The Myth of Criminal Mental Illness

There’s a prevalent fiction that mental health treatment can be “forced” on unwilling participants and, in the process, eradicate or diminish irrationality — including homicidal intentions — within a person, even without that person’s consent.

Whenever there’s a shooting, as in Fort Hood this past week, media outlets and others reinforce this myth.

Consider this example from The Wall Street Journal several days ago:

“[There should be] laws requiring extremely ill patients to receive assisted outpatient treatment. Those who refuse need to be committed to a hospital for care. The most troubled, anxious and depressed individuals too often don’t get the focused attention and counseling needed to break their fall … We live in a time when attention is paid to and public money spent on all manner of personal grievance and injury. Severe mental illness is not one of them. It should be.” [Wall Street Journal 4/3/14]

What an intellectually lazy, superficially and socially easy, yet completely ignorant position to take.

First of all, “mental illness” does not envelop a helpless and unsuspecting victim like an outbreak of influenza or anthrax.

A person with homicidal or other irrational intentions or ideation does not get “struck” by these impulses out of the blue, requiring only some kind of unspecified and externally determined medical treatment to get him (or her) to become well.

Dr. Stanton Samenow’s research, outlined in “The Myth of the Out of Character Crime,” provides evidence to support the idea that criminals get that way because of long-held beliefs and attittudes — even criminals who seem, superficially, to be reasonable or non-harmful people to those around them.

Any experienced and intellectually honest mental health professional will tell you that they cannot truly “treat,” intervene or help somebody who doesn’t wish to have that help.
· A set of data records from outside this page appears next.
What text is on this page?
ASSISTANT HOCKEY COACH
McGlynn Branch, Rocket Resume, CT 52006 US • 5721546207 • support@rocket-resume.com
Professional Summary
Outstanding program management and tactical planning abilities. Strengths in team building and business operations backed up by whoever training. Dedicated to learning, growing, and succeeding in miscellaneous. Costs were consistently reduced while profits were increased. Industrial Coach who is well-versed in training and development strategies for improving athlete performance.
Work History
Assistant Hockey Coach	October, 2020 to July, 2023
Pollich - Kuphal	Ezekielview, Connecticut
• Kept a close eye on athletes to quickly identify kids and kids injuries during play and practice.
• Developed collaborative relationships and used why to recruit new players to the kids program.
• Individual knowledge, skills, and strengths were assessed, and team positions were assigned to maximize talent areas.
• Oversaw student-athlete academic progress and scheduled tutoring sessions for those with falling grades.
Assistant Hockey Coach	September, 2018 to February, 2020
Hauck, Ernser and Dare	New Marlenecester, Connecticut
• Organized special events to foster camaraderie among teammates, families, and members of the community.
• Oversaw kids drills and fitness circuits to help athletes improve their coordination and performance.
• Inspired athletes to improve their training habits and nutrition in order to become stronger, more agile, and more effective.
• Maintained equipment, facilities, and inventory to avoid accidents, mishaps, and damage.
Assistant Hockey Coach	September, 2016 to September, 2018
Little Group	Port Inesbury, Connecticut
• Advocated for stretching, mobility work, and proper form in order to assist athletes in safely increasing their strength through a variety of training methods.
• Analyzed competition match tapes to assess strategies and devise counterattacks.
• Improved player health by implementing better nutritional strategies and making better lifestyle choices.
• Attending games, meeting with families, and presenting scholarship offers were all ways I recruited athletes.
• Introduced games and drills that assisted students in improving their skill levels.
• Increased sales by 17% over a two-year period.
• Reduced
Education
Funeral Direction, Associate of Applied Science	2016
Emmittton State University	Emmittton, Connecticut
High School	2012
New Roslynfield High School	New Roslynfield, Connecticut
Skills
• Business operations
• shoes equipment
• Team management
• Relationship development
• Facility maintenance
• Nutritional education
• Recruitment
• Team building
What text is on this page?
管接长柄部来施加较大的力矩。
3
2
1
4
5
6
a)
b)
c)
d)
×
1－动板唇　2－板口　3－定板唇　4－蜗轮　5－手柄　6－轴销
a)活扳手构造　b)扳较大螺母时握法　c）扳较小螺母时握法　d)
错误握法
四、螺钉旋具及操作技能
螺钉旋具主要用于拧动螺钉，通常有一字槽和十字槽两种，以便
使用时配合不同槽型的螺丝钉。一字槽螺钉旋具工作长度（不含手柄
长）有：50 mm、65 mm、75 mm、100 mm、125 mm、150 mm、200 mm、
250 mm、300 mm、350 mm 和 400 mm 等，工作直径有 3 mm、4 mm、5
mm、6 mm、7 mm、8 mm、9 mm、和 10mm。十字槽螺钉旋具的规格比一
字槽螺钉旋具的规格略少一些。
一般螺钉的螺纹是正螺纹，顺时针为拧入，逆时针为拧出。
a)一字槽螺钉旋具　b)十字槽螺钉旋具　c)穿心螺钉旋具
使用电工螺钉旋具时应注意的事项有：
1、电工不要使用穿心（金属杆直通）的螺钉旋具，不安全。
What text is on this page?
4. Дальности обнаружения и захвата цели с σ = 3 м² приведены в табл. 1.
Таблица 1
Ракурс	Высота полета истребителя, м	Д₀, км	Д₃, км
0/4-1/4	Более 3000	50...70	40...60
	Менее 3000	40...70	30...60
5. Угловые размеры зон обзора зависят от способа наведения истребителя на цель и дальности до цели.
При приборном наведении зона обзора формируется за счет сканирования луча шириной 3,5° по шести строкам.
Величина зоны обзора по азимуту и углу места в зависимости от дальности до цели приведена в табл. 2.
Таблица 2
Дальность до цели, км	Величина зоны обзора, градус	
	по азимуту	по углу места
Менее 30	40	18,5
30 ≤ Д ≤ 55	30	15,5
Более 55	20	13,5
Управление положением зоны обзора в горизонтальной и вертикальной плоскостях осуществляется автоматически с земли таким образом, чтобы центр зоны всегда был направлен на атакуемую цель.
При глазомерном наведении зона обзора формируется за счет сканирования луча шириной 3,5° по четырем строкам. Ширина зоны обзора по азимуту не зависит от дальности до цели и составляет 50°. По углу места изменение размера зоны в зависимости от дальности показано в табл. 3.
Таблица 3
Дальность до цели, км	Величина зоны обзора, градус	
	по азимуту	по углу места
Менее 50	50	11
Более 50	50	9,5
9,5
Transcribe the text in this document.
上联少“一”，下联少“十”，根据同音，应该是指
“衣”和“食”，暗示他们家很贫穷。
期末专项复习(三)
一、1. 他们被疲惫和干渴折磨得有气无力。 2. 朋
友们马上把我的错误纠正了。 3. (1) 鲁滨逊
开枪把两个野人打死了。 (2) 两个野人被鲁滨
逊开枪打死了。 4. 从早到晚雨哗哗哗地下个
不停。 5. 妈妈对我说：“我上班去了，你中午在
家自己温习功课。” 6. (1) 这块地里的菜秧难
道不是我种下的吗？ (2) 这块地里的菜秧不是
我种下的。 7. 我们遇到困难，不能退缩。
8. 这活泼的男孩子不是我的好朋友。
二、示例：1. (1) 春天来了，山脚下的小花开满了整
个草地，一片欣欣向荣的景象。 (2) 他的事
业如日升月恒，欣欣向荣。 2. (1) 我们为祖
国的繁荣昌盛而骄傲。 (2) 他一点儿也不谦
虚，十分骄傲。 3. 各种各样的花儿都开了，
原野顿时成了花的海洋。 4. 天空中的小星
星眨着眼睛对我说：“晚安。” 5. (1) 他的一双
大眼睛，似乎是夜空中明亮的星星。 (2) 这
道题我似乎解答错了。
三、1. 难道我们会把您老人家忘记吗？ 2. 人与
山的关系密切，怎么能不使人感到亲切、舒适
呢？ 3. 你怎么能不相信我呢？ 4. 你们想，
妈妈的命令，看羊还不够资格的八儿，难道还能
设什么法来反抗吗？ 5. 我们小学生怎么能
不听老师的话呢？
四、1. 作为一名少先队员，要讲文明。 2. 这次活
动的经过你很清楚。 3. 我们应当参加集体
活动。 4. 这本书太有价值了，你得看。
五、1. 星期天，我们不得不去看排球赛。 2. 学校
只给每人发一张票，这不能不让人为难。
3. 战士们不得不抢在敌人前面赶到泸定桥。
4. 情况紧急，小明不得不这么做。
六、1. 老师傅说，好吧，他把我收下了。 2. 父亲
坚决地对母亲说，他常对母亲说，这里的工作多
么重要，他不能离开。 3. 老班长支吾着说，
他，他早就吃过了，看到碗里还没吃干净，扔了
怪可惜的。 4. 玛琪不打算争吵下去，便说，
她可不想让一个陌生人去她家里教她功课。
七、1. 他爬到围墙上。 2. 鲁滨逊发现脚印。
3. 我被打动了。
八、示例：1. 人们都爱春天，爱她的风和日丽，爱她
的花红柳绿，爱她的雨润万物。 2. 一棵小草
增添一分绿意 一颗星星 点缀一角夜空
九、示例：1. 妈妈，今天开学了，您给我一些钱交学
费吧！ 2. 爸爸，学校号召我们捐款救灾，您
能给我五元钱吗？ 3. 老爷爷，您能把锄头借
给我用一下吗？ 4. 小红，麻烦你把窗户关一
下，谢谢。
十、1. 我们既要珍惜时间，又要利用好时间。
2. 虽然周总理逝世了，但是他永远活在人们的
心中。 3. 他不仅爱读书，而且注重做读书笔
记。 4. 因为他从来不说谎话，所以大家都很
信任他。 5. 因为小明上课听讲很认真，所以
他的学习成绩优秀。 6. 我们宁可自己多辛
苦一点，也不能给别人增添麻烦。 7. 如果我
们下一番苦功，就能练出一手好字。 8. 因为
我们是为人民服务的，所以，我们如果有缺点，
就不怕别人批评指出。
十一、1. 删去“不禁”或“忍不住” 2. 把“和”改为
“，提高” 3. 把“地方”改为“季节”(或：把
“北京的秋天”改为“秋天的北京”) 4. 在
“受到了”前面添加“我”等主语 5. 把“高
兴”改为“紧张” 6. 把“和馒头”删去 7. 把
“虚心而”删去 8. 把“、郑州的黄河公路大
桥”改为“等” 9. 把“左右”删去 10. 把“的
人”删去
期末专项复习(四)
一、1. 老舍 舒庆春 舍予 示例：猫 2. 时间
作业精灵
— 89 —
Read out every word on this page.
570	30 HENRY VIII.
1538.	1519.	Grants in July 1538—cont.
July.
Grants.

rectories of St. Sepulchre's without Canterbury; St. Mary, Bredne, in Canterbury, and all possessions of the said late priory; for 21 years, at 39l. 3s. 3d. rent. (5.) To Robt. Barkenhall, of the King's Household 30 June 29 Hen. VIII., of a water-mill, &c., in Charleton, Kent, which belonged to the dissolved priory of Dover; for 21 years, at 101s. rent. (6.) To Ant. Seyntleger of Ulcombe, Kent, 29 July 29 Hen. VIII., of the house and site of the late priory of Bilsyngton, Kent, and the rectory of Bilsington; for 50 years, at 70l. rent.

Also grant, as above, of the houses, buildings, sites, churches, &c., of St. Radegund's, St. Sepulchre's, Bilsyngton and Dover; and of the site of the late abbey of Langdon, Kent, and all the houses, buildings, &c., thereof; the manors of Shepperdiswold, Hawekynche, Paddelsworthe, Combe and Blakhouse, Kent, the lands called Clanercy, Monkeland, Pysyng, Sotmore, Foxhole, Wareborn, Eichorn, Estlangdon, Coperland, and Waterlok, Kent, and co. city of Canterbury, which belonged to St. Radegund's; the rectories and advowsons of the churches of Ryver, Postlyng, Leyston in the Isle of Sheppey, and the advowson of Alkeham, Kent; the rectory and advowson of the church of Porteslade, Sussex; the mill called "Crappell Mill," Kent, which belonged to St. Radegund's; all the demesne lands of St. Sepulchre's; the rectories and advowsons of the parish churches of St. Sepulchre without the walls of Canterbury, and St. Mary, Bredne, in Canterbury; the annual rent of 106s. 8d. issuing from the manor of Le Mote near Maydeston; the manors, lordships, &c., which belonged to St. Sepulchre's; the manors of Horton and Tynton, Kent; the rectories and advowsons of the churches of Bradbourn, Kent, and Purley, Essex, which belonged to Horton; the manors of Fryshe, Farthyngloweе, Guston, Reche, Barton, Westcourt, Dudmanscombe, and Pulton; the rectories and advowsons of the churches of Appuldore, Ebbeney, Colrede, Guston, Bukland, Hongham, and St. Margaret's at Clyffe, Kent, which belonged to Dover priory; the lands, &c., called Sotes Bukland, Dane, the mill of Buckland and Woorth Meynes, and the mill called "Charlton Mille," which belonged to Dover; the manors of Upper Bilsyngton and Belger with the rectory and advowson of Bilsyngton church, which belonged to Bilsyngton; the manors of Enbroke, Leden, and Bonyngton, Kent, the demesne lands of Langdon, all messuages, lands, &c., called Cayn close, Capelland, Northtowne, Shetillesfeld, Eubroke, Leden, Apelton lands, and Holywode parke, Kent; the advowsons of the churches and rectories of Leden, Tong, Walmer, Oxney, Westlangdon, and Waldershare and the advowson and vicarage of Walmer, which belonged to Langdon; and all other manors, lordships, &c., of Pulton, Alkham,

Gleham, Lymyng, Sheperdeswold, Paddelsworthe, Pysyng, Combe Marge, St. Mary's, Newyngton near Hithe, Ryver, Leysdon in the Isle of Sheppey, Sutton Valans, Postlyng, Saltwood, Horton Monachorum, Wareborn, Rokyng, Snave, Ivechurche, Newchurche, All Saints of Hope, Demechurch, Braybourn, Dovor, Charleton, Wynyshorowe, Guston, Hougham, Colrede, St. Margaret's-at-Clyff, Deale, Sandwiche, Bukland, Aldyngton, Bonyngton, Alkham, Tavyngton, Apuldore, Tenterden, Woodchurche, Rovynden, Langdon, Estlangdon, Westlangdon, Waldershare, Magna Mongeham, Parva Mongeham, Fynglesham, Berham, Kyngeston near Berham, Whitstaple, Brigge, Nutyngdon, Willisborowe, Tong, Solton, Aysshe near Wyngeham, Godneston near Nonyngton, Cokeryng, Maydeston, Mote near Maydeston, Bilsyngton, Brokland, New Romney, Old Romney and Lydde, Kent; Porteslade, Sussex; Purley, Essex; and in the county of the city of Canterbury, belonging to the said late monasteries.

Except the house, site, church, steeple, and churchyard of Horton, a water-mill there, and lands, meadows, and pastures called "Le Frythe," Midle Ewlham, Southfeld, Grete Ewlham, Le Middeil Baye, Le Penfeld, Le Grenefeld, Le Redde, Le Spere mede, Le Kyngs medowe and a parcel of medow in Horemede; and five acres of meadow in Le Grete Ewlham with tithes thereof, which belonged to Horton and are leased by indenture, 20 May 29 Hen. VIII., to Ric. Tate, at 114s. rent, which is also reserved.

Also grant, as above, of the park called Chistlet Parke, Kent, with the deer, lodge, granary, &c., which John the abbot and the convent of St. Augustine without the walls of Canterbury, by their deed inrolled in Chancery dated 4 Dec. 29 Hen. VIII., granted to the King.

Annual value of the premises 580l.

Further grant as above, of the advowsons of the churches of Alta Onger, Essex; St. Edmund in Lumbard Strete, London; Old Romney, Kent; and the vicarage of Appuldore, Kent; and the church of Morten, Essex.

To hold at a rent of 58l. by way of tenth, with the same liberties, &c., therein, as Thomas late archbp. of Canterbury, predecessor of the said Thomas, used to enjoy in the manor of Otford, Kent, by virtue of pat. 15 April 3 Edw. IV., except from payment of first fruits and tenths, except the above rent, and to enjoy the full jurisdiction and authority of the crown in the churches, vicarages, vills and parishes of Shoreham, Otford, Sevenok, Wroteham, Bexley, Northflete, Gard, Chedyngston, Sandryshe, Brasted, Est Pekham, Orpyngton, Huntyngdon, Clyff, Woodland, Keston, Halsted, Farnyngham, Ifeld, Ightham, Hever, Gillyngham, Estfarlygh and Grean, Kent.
The government could order that person into psychotherapy, but they cannot make a person remain in it. Even if it could, the government could not prevent the sophisticated criminal from putting on an act to fool the often naive kind of person attracted to the field of psychiatry or psychology. Nor can someone with a known organic/brain-related problem (not as common as you think) be forced to take the medication required to keep him from going off the deep end and perhaps harming someone physically in the process.

Mental problems, especially serious ones, do not develop from the metaphorical equivalent of a trip on a staircase leading to an unfortunate fall — from which the government-mandated psychiatrist can and should immediately rescue said criminal.

Mental problems, especially serious ones, arise from a long chain of mental events, cognitive evasions, irrational behaviors and self-reinforcing rationalizations maintained in a person’s mind over a long period of time. Criminal behaviors, in particular, are the consequence of criminal ways of thinking, ways of thinking developed and reinforced within a person (and sometimes enabled or reinforced by others) over time. Stanton Samenow is the best resource for documentation of these habits of mind that lead to real criminal behaviors in practice.

The government already spends literally trillions of dollars on Medicare and Medicaid programs which include provision for mental health treatment. It’s simply false to say that public money is not spent on mental health treatment. If you think that you can save yourself from being the victim of a crime by luring a would-be criminal into the arms of a government-financed psychiatrist, then you’re obviously not looking at what has already been going on for decades.

In order to enforce a law requiring people the government deems mentally ill to enter “treatment,” we first must empower the government to determine who is, and who isn’t, mentally ill. Now how helpful do you think psychiatry or psychology will be if staffed by people with political mandates and motives?

Calling someone who is a criminal in the making “helpless and ill,” the poor victim of a mental or psychological “trip on the staircase of life” feeds in to exactly the kind of victim and entitlement thinking which every parasite-criminal requires in order to “function.” By buying this slop that much of the media uncritically serves up, you’re not helping anyone and you’re not being compassionate. Quite the opposite: You’re making the world that much of a safer place for criminals by suggesting that they’re victims of illness rather than the product of their own warped thinking and actions over time (which research and honest thinking tells us they are.)

I sincerely wish that people who know absolutely nothing about the field of psychology would strop spreading these ridiculous and even dangerous myths.